Pesquisa desafia crença que apenas deficientes visuais conseguem usar o eco para se localizar. Participantes de estudo desenvolveram técnica em 10 semanas.

+Suposto namorado de Sandy é acusado de fraude por plano de saúde

Algumas pessoas que são cegas desde pequenas conseguem realizar proezas como andar de bicicleta ou jogar basquete usando uma habilidade que parece saída de uma história em quadrinhos: a ecolocalização humana.

Essa técnica consiste em estalar a língua e ouvir os ecos nos objetos para se localizar, o que lhes permite “ver” o ambiente ao redor por meio do som. Mas será que essa habilidade é exclusiva de deficientes visuais? Um estudo recente publicado na revista científica Cerebral Cortex sugere que não.

Pesquisadores das universidades de Durham e York, no Reino Unido, demonstraram que tanto pessoas cegas quanto pessoas com visão podem aprender a usar a ecolocalização em apenas 10 semanas.

“Há uma forte concepção de que o cérebro dos cegos é diferente, que é preciso ter passado por uma perda sensorial para ter essa neuroplasticidade”, disse Lore Thaler, neurocientista da Universidade de Durham, na Inglaterra, à revista Scientific American.

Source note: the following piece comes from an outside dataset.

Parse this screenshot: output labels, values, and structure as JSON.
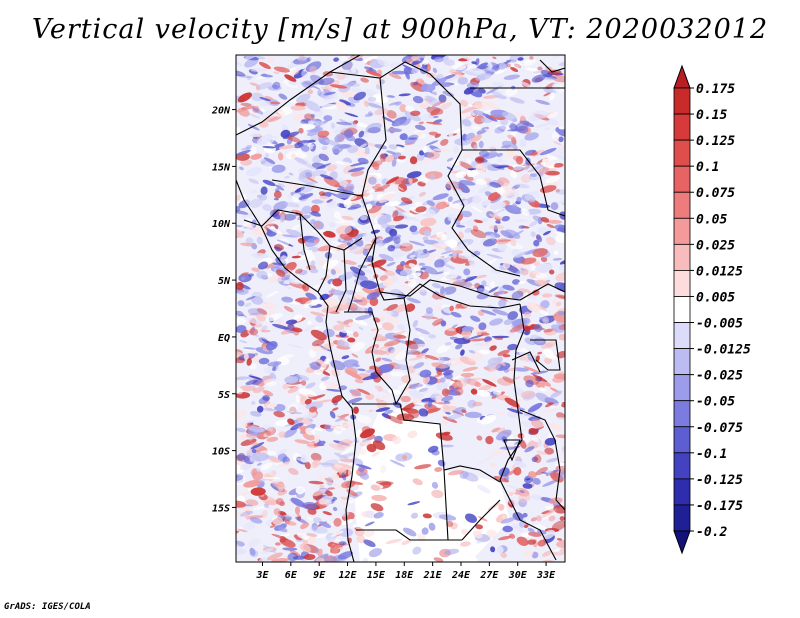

Treinamento rápido trouxe resultados

Em 2021, o pesquisador já havia publicado um estudo que mostrava a capacidade do ser humano de coletar informações espaciais por meio do som. Agora, em sua pesquisa mais recente, Thaler e sua equipe analisaram as alterações cerebrais associadas a essa habilidade.

A equipe treinou 12 participantes cegos e 14 com visão em sessões de duas a três horas, duas vezes por semana. O programa começou com exercícios para produzir cliques precisos na boca e avançou para tarefas mais complexas, como avaliar o tamanho e a orientação de objetos e navegar em labirintos virtuais usando cliques e ecos simulados.

Ativação no córtex visual

Os resultados das tomografias cerebrais feitas antes e depois do treinamento revelaram mudanças significativas. Tanto os participantes cegos quanto os com visão mostraram ativação no córtex visual – normalmente reservado para o processamento de imagens – em resposta aos ecos. Isso contradiz a ideia de que essa área do cérebro é ativada exclusivamente para a visão.

Os estudos também mostraram um aumento na densidade da massa cinzenta nas áreas auditivas, o que melhora a capacidade de interpretar os sons do ambiente.

A pesquisa desafia a crença de que o cérebro humano precisa ter sofrido perda sensorial para desenvolver essa flexibilidade ou “neuroplasticidade”.

“Não tínhamos certeza se veríamos esse efeito em pessoas com visão, por isso foi uma descoberta fascinante”, disse Thaler.

Esse tipo de plasticidade cerebral alcançado em resposta a um treinamento rápido demonstra que, com a orientação correta, a ecolocalização pode se tornar uma poderosa ferramenta sensorial, aumentando a independência e a autonomia de pessoas com deficiência visual.

As pesquisas sobre ecolocalização humana tiveram implicações práticas. Três meses após o estudo inicial de 2021, 83% dos participantes cegos que aprenderam a ecolocalização relataram maior independência e bem-estar. A equipe de pesquisa agora está concentrada em disseminar esse treinamento de forma mais ampla.